# Wired2Fish Pre-ICAST Sweepstakes



## fender66 (Jun 30, 2011)

There's no questions to answer so you have NO excuse if you don't enter! If you don't like any of the 20 or more prizes they offer...sign up anyway and send me the prize if you win! :LOL2: 

Let's see more TinBoat winners!

https://blog.wired2fish.com/wired2fish-pre-icast-sweepstakes?utm_campaign=EmailMarketing_Wired2Fish+Pre-ICAST+Sweepstakes_20110630


----------



## Waterwings (Jun 30, 2011)

Entered!


----------



## fender66 (Jul 1, 2011)

Waterwings said:


> Entered!



Does that means you'll send me your prize if you win? :LOL2:


----------



## W2FTodd (Jul 1, 2011)

Thanks to all the TinBoaters that have entered so far! There's a bunch of you that are in....AWESOME! Good luck to all and have a safe and happy 4th!


----------



## fender66 (Jul 1, 2011)

G2Wired said:


> Thanks to all the TinBoaters that have entered so far! There's a bunch of you that are in....AWESOME! Good luck to all and have a safe and happy 4th!



Thanks for all the GREAT contests and website. One of the first things I do every day is go watch the new W2F video. Great stuff!


----------



## Waterwings (Jul 1, 2011)

fender66 said:


> Waterwings said:
> 
> 
> > Entered!
> ...


----------



## Waterwings (Jul 1, 2011)

G2Wired said:


> Thanks to all the TinBoaters that have entered so far! There's a bunch of you that are in....AWESOME! Good luck to all and have a safe and happy 4th!





Thank you, and hope y'all have a good holiday weekend also.


----------



## BassGeek54 (Jul 1, 2011)

I entered this one too -- as I do all of them.

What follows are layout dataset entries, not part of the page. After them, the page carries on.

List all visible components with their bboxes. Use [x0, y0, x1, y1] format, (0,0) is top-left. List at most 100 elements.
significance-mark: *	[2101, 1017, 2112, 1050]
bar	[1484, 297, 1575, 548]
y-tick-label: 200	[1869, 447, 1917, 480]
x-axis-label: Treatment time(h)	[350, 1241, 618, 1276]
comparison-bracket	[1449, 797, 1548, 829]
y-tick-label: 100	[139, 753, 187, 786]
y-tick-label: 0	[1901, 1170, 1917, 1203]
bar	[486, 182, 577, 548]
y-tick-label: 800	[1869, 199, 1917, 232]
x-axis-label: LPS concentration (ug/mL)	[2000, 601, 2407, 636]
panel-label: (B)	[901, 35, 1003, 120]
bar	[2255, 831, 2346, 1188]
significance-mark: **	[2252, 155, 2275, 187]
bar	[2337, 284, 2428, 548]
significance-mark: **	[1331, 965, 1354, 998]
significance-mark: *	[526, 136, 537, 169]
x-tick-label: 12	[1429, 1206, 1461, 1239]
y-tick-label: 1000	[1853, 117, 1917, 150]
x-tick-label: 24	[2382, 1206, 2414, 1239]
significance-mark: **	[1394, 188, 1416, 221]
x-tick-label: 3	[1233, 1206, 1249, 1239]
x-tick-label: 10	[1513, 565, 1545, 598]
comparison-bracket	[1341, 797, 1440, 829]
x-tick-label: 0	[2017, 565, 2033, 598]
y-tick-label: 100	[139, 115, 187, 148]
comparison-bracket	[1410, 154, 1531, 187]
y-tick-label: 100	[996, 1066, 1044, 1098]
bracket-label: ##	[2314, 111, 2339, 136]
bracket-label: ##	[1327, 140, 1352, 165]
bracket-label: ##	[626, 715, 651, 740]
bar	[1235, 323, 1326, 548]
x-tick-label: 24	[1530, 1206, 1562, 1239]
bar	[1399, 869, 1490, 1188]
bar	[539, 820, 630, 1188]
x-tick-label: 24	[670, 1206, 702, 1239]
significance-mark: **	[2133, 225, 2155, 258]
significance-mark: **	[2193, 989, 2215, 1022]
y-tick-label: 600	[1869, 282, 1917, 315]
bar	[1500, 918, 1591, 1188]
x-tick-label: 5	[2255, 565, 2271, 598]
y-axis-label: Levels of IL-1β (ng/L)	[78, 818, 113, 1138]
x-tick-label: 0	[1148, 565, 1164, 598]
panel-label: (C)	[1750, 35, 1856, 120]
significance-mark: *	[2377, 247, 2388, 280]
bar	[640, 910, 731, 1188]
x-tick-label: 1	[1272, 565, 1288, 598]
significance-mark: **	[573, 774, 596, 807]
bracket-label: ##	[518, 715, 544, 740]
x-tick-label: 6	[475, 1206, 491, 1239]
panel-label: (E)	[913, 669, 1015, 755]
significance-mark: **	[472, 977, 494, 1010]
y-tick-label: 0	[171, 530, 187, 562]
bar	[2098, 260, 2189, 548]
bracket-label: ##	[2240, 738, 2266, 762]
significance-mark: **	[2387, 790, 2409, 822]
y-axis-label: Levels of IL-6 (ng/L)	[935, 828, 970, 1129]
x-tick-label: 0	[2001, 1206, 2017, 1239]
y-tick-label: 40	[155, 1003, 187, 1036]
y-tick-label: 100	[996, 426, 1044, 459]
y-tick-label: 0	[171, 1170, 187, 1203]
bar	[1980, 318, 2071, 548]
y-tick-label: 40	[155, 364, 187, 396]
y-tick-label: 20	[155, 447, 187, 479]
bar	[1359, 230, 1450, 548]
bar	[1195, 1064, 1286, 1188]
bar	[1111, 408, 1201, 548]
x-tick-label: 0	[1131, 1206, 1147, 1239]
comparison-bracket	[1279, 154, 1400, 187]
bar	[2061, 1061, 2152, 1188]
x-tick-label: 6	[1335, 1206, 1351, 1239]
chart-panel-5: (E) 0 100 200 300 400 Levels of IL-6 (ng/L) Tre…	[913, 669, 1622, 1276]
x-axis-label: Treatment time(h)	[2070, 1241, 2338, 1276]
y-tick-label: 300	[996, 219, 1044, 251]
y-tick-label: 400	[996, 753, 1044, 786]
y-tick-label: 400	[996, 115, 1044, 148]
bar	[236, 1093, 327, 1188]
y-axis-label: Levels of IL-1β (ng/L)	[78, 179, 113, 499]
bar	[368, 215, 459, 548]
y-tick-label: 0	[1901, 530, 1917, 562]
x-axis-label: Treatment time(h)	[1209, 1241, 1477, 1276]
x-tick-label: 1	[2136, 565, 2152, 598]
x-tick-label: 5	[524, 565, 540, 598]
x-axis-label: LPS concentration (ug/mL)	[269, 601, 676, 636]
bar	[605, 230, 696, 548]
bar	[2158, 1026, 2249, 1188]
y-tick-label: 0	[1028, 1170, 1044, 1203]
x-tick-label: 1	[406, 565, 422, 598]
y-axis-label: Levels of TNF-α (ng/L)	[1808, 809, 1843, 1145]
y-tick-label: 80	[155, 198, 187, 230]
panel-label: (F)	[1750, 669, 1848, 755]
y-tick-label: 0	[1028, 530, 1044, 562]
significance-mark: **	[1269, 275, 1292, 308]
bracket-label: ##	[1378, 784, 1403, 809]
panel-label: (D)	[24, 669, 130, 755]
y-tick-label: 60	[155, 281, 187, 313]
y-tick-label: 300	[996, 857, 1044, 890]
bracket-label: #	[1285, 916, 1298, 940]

I was having some issues though. I was getting a SQL error and I think I accidently entered twice because it was taking a long time and I got that error the first time. I got 2 emails back though about entering. I feel bad about it because it said to please only enter once.


----------



## fender66 (Jul 1, 2011)

BassGeek54 said:


> I entered this one too -- as I do all of them. I was having some issues though. I was getting a SQL error and I think I accidently entered twice because it was taking a long time and I got that error the first time. I got 2 emails back though about entering. I feel bad about it because it said to please only enter once.



Maybe it was a typo. Since you entered twice, it should have given you a message that read "DQ" (disqualified) :wink:


----------



## baseball_guy_99 (Jul 2, 2011)

Entered as always. 

I love that site! I find myself wasting a whole day between W2F and Tinboats...


----------



## Jim (Jul 3, 2011)

In! :beer:

Killer stuff!


----------



## BaitCaster (Jul 7, 2011)

Hmmmmm, I could use more fishing tackle!


----------



## waterboy (Jul 7, 2011)

I'll give this a shot, although I never seem to win :?


----------



## fender66 (Jul 7, 2011)

waterboy said:


> I'll give this a shot, although I never seem to win :?



Can't win if you don't enter.


----------



## Badbagger (Jul 8, 2011)

count me in too !


----------



## mmf (Jul 10, 2011)

Entered, thanks!


----------



## Brine (Jul 10, 2011)

I'm in.

Thanks W2F =D>


----------